We present a framework for learning dexterous in-hand manipulation with multifingered hands using visuomotor diffusion policies. Our system enables complex in-hand manipulation tasks, such as unscrewing a bottle lid with one hand, by leveraging a fast and responsive teleoperation setup for the four-fingered Allegro Hand. We collect high-quality expert demonstrations using an augmented reality (AR) interface that tracks hand movements and applies inverse kinematics and motion retargeting for precise control. The AR headset provides real-time visualization, while gesture controls streamline teleoperation. To enhance policy learning, we introduce a novel demonstration outlier removal approach based on HDBSCAN clustering and the Global-Local Outlier Score from Hierarchies (GLOSH) algorithm, effectively filtering out low-quality demonstrations that could degrade performance. We evaluate our approach extensively in real-world settings and provide all experimental videos on the project website: https://dex-manip.github.io/

Paper Structure

This paper contains 12 sections, 2 equations, 7 figures, 1 algorithm.

Figures (7)

  • Figure 1: Our Allegro AR teleoperation system on the top shows the operator wearing the AR headset and seeing both the hand tracking and the Allegro hand in view, enabling intuitive and responsive operation.

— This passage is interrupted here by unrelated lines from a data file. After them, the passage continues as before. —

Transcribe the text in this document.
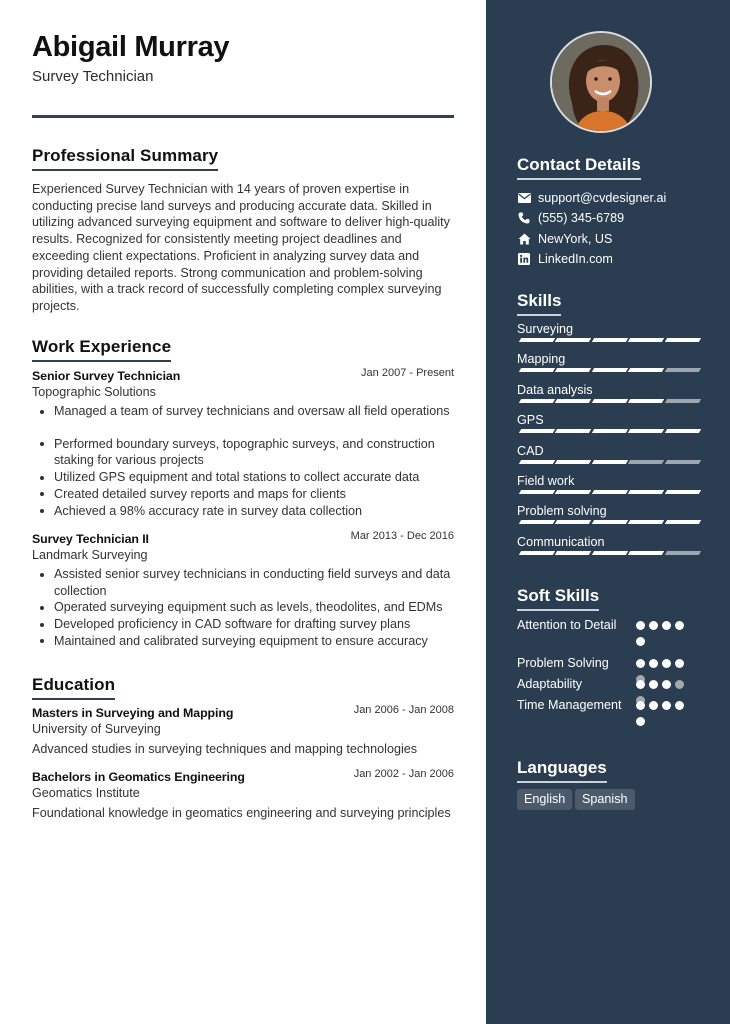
Abigail Murray
Survey Technician
Professional Summary

Experienced Survey Technician with 14 years of proven expertise in conducting precise land surveys and producing accurate data. Skilled in utilizing advanced surveying equipment and software to deliver high-quality results. Recognized for consistently meeting project deadlines and exceeding client expectations. Proficient in analyzing survey data and providing detailed reports. Strong communication and problem-solving abilities, with a track record of successfully completing complex surveying projects.

Work Experience
Senior Survey Technician	Jan 2007 - Present
Topographic Solutions
Managed a team of survey technicians and oversaw all field operations
Performed boundary surveys, topographic surveys, and construction staking for various projects
Utilized GPS equipment and total stations to collect accurate data
Created detailed survey reports and maps for clients
Achieved a 98% accuracy rate in survey data collection
Survey Technician II	Mar 2013 - Dec 2016
Landmark Surveying
Assisted senior survey technicians in conducting field surveys and data collection
Operated surveying equipment such as levels, theodolites, and EDMs
Developed proficiency in CAD software for drafting survey plans
Maintained and calibrated surveying equipment to ensure accuracy
Education
Masters in Surveying and Mapping	Jan 2006 - Jan 2008
University of Surveying
Advanced studies in surveying techniques and mapping technologies
Bachelors in Geomatics Engineering	Jan 2002 - Jan 2006
Geomatics Institute
Foundational knowledge in geomatics engineering and surveying principles
Contact Details
support@cvdesigner.ai
(555) 345-6789
NewYork, US
LinkedIn.com
Skills
Surveying
Mapping
Data analysis
GPS
CAD
Field work
Problem solving
Communication
Soft Skills
Attention to Detail
Problem Solving
Adaptability
Time Management
Languages
English	Spanish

On the bottom, we see the trained visuomotor diffusion policy autonomously unscrewing the bottle.
  • Figure 2: Overview of our system: For teleoperation (blue boxes), we obtain the operator's hand position via the Meta Quest 3 hand tracking and send the vertex positions via a Unity-ROS TCP connection. A hand retargeting node then performs inverse kinematics and motion retargeting to obtain the relative target joint positions of the Allegro Hand $\Delta q$. We save the joint position $q$, the joint effort $\tau$, and the top and wrist camera images $I_t, I_w$. During autonomous operation, the trained visuomotor diffusion policy takes the Allegro Hand’s current joint position $q$, effort $\tau$, and camera images $I_t, I_w$ as input and outputs the next joint position change $\Delta q$ to execute the manipulation task.
  • Figure 3: Retargeting steps: (a) Initial alignment of human hand vertices (green spheres) to the Allegro Hand. (b) Scaling of finger joint lengths. (c) Final IK targets (red spheres) with additional adjustments to enhance control.
  • Figure 4: Left: Examples of randomized placement prompts to ensure positional diversity. Right: Histogram of demonstration durations.
  • Figure 5: Distribution of outlier scores, with vertical lines marking the $90$th, $70$th, and $50$th percentiles.